Herodot, Mısır’a 5. yüzyılda gelen bir Yunanlıydı ve o gerçekten ilginç bir şey fark etmişti; Mısır toplumunda kadınlar, pazarda tarım ürünleri ticareti yaparken, erkekler evde duruyordu. Yunanistan’daki toplumsal cinsiyet meselelerine baktığında bunun gerçekten garip olduğunu düşündü. Peki, bu Mısırlıların ilk feminist oldukları anlamına mı geliyor?
Mısır Kadınlarının Hakimiyeti
Ünlü Cleopatra sayesinde eski Mısır’da özgür ve güçlü kadınlar kavramını kabul etmek o kadar da zor değil. Herodot’un gözlemlerine ek olarak, bazı Mısırlılar eski Mısır kültürünün cinsiyet eşitliğini de gösterdiler. Ücretlerde adalet, kadınlar için yasal hakların ayrıntıları ve güçlü kadın tanrıların temsil edilmesi, erkekleri ve kadınları eşit derecede değerlendirecek belli bir feminist kültüre işaret ediyor.
Dahası Mısır, tarihte eşine rastlanmayan bir kadın firavun egemenliğinde kaldı. Cleopatra, M.Ö. 1. yy’da Romalı komutan Marcus Antonius ile sansasyonel bir yönetimi paylaştı. Mısır tarihindeki en önemli firavun kadınlar ise şöyle: Nitokret (M.Ö. 2148 – 2144), Sobeknefru (M.Ö. 1787 – 1783), Hatshepsut (M.Ö. 1473 – 1458), Nefertiti (M.Ö. 1336)
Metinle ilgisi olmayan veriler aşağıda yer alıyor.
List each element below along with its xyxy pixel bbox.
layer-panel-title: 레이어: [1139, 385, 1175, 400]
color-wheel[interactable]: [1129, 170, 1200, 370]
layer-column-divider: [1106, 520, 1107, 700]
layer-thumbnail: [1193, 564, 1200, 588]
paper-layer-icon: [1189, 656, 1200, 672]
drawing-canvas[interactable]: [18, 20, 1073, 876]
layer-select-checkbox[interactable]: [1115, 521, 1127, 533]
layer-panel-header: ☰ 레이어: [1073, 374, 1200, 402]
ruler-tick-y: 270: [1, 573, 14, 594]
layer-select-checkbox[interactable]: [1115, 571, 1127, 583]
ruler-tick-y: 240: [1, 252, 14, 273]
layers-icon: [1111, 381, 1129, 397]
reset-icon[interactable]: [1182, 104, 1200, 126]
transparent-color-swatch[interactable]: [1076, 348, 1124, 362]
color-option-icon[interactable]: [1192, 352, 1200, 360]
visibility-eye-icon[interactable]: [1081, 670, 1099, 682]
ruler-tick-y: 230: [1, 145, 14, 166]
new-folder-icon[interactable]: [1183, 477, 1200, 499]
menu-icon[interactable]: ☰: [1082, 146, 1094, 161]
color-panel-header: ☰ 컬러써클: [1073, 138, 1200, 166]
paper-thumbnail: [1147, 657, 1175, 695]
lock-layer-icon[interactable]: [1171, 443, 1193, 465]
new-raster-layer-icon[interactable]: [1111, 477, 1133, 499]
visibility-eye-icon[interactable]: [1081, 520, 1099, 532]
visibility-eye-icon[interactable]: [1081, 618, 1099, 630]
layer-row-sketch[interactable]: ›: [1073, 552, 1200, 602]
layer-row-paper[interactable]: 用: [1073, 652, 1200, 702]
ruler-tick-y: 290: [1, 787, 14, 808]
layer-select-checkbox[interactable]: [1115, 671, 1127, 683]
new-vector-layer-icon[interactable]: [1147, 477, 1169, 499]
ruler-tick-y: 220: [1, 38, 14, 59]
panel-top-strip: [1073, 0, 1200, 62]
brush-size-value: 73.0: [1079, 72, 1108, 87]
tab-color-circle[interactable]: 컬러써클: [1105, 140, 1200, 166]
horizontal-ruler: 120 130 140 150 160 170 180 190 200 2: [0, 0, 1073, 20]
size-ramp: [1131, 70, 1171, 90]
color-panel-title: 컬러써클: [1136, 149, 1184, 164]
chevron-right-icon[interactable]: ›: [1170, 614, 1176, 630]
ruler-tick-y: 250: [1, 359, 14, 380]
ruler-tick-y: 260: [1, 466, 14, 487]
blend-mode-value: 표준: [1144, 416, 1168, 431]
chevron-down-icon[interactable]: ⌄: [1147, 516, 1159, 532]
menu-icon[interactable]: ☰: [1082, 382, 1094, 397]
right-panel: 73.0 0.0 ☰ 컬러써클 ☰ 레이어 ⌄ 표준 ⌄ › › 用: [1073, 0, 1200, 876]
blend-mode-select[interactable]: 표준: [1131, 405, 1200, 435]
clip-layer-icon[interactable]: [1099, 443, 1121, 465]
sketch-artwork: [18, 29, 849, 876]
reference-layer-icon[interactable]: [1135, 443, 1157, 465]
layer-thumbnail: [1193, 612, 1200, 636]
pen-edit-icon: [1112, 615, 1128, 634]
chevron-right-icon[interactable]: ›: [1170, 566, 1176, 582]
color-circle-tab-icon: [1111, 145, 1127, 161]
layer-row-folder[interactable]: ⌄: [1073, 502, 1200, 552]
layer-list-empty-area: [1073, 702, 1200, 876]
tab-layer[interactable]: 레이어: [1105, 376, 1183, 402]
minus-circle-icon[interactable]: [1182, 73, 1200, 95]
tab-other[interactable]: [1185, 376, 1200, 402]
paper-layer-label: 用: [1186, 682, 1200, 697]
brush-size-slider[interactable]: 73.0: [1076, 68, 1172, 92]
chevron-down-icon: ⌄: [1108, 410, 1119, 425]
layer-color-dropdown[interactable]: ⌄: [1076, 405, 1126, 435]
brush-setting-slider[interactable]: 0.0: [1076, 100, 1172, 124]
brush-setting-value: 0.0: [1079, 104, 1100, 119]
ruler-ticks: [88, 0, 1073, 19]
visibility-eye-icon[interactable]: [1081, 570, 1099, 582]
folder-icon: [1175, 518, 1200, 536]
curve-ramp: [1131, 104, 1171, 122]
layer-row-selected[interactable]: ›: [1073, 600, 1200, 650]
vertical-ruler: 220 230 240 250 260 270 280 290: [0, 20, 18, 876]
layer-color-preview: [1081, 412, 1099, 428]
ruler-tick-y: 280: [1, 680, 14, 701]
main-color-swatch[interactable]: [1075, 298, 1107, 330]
Bu kadınların iktidara geliş hikâyeleri, eski Mısır’da kadınlar üzerinde uygulanan belirli sınırlamaları da vurguluyor. Diğerlerinden daha fazla iktidarda kalan Hatshepsut, iktidar olma isteğini yerine getirmek için kadınlığını terk etti. I. Firavun Tuthmoz’un kızı, kocası kısa saltanatı sonunda öldüğünde Hatshepsut oldu. Genç yeğeni III. Tuthmosis’İ tehlike olarak gören Hatshepsut, erkek kıyafetleri, sakalı kullandı ve Maatkare ismi ile kendisini yeni firavun ilan etti ve 20 yıllık iktidarında inanılmaz başarılara imza attı.
Bununla birlikte günlük Mısır toplumu, bu çizgiden oldukça uzak; Mısır yaşamının bazı alanları kadın hakları açısından nispeten ilerici olsa da ezici çoğunlukla ataerkil bir toplum mevcut.